Lava’s Gammabody platform is designed to produce bispecific γ-δ T cell engagers. These specific engagers can activate a unique and relatively abundant subset of effector γ-δ T cells, known as Vγ9Vδ2 (Vgamma9-Vdelta2) T cells. This approach aims to complement natural tumor recognition by directing Vγ9Vδ2 T cells toward tumors, selectively killing cancer cells and triggering an immune cascade. Its lead candidate, LAVA-051, targets the tumor-specific antigen CD1d, which is overexpressed in various tumor types such as multiple myeloma, chronic lymphocytic leukemia, and acute myeloid leukemia.Currently, enrollment for the Phase 1/2a clinical trial of LAVA-051 is open.


VBInsight has observed that allogeneic γδ T-cell transplantation therapy is the most prominent approach in the γδ T-cell sector.


This is because γδ T cells exert their biological functions in a manner that is not restricted by the major histocompatibility complex.This means that, compared with many other immune cell therapies, the use of allogeneic cells as a therapeutic approach significantly reduces the likelihood of graft-versus-host-mediated rejection. Furthermore, this allogeneic therapy offers the advantage of being more “drug-like” and entails lower product costs.Commercially available cell therapies are typically either autologous or allogeneic. Autologous products are derived from a donor for treatment of the same individual, whereas allogeneic products are generally sourced from a donor and used to treat a large number of different patients. Consequently, allogeneic products offer greater reproducibility compared with autologous ones.

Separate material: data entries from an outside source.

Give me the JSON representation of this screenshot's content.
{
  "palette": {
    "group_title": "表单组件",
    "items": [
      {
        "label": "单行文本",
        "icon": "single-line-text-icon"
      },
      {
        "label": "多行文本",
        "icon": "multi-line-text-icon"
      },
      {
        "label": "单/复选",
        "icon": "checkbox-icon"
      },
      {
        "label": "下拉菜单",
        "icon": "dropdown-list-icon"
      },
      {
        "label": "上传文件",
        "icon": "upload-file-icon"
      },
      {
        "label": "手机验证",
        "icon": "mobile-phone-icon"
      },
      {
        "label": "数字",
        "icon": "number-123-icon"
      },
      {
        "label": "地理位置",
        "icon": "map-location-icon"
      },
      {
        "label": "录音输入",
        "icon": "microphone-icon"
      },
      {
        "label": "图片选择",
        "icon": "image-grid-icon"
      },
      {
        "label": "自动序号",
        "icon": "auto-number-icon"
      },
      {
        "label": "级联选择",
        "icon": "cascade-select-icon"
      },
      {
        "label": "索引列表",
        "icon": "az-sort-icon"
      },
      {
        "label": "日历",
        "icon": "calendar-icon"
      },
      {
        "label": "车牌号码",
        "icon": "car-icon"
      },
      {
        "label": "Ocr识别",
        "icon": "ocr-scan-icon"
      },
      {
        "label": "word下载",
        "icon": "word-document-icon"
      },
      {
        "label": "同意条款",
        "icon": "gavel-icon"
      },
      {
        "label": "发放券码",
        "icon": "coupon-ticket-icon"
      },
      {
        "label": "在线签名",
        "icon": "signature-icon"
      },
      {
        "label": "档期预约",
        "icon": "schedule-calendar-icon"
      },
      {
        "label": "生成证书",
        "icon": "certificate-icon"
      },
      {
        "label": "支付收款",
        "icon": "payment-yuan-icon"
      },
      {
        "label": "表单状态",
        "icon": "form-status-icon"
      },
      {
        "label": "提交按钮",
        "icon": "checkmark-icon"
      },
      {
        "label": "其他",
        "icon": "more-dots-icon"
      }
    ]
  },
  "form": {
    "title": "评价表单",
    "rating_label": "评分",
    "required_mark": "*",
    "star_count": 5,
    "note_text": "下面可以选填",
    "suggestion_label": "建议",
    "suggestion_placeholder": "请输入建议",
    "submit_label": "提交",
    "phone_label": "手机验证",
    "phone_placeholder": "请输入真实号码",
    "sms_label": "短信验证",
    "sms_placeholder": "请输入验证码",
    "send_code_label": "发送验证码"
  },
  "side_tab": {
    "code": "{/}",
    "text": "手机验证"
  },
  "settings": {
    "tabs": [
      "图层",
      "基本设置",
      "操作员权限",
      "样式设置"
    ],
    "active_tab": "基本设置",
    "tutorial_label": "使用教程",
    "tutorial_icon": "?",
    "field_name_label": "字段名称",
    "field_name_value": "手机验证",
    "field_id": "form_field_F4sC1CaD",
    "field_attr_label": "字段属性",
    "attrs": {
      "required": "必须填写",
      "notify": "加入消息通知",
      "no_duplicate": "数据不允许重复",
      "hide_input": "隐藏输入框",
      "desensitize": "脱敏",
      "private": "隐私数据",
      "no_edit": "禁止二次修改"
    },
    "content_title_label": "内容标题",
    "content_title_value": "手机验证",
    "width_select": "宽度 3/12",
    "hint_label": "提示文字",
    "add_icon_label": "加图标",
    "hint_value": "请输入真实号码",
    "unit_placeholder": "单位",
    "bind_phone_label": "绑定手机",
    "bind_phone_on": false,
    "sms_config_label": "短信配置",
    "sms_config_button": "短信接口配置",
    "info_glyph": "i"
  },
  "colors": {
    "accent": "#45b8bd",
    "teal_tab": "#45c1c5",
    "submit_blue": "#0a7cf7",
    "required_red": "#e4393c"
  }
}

A number of Chinese companies have also entered the γδ T cell arena, with firms such as Boshengji, Shanghai Cell Therapy Group, Ruichuang Biotechnology, and Senlang Biotechnology having already established pipelines in γδ T cell therapies. Most of these programs remain in the preclinical development stage.


Notably, due to the scarcity of γδ T cells and their predominant presence in mucosal tissues such as the skin, intestine, lungs, and uterus, this therapy inevitably entails drawbacks including high costs, manufacturing challenges, and the need for specialized equipment. The validation of γδ T cell therapies awaits future product development.